Domestic team information
- 2016/17–2021/22: Canterbury
- 2023/24–2024/25: Central Districts
- 2025/26: Otago

Career statistics
| Competition | FC | LA | T20 |
| Matches | 35 | 58 | 34 |
| Runs scored | 1,318 | 2,016 | 769 |
| Batting average | 22.33 | 36.65 | 24.03 |
| 100s/50s | 2/3 | 5/9 | 0/5 |
| Top score | 117 | 130 | 82* |
| Balls bowled | 125 | 18 | 12 |
| Wickets | 5 | 0 | 1 |
| Bowling average | 10.80 | – | 18.00 |
| 5 wickets in innings | 0 | – | 0 |
| 10 wickets in match | 0 | – | 0 |
| Best bowling | 3/21 | – | 1/18 |
| Catches/stumpings | 25/– | 29/– | 13/– |
- Source: Cricinfo, 7 July 2025

= Jack Boyle (cricketer) =

New Zealand cricketer (born 1996)

John Christopher Thwaites Boyle (born 24 March 1996) is a New Zealand cricketer. Born at Christchurch, he lived at Oamaru in Otago as young child whilst his father, Justin Boyle, was the rector of St Kevin's College in the town. His father and uncle, David Boyle, both played first-class cricket; Boyle's brother Matt, made his representative debut for Canterbury in 2022–23.

Boyle played age-group and A team cricket for Canterbury before making his first-class debut on 22 November 2016 in the 2016–17 Plunket Shield season. He made his List A debut for Canterbury on 15 January 2017 in the 2016–17 Ford Trophy.

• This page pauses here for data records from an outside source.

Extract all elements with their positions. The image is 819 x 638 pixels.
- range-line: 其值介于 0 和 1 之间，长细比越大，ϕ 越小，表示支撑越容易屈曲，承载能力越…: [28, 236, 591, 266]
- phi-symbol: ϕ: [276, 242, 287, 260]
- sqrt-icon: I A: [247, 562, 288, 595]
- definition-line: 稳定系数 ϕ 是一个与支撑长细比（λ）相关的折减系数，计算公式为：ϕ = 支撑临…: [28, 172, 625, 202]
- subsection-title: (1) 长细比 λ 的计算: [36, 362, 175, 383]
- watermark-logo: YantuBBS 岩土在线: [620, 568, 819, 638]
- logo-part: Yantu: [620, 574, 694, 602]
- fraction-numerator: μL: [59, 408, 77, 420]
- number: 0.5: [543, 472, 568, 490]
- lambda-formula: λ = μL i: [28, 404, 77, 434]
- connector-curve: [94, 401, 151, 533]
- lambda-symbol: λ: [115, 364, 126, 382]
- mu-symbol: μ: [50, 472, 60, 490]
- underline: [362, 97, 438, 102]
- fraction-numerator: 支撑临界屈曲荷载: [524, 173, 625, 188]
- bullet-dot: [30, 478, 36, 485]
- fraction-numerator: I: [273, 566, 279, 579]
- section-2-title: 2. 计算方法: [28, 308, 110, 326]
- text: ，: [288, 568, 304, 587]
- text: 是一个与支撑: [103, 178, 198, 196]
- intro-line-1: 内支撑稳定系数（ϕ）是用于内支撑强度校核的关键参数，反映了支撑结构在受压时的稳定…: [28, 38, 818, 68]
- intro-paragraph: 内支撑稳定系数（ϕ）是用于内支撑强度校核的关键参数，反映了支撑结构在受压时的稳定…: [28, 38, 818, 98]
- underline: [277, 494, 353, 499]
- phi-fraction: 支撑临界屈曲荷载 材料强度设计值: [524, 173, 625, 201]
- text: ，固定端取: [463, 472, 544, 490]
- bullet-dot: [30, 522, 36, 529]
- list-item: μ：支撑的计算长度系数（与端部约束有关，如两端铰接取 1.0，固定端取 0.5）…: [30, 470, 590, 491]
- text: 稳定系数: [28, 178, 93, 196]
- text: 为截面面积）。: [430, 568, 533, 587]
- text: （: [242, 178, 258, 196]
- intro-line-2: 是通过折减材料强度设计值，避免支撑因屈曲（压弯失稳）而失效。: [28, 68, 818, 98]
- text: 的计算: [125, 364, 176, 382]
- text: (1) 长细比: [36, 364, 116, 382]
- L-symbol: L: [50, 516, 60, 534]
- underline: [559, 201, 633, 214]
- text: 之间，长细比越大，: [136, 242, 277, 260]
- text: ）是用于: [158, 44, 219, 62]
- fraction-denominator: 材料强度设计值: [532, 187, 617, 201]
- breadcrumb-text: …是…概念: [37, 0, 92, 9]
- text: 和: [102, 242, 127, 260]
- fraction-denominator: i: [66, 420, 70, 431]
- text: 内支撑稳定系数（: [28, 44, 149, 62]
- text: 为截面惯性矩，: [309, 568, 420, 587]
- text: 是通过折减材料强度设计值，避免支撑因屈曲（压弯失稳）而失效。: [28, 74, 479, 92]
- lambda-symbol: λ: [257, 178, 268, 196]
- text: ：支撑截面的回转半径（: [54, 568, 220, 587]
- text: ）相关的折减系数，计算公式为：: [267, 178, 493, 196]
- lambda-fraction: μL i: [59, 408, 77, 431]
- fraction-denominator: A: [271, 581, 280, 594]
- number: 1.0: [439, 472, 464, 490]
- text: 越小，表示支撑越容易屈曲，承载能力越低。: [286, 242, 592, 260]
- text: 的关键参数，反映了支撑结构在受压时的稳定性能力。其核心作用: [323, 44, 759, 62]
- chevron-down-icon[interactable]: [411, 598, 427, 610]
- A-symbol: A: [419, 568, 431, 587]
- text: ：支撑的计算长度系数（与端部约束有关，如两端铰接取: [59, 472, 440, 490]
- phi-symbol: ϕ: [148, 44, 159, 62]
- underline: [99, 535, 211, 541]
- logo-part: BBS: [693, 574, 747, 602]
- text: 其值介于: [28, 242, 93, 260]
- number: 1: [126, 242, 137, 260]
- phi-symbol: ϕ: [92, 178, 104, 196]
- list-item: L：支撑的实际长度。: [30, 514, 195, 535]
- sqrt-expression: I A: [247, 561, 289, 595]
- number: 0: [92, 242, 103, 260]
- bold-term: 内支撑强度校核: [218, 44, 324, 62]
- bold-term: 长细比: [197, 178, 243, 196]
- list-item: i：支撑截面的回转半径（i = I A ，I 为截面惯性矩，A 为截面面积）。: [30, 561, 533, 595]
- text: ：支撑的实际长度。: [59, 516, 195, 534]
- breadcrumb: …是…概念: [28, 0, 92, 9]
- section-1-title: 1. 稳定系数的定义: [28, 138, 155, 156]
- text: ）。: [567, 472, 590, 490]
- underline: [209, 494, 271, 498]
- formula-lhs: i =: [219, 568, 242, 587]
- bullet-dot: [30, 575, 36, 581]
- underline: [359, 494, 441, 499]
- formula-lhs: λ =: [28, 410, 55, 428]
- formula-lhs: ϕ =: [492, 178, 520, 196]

In October 2018, he scored his maiden century in first-class cricket, batting for Canterbury against Northern Districts in the 2018–19 Plunket Shield season. He made his Twenty20 debut on 15 December 2019, for Canterbury in the 2019–20 Super Smash.

In June 2020, he was offered a contract by Canterbury ahead of the 2020–21 domestic cricket season.

Ahead of the 2022/23 domestic season, Boyle was offered a contract with Central Districts. After three seasons with the side, he left to join Otago ahead of the 2024–25 season.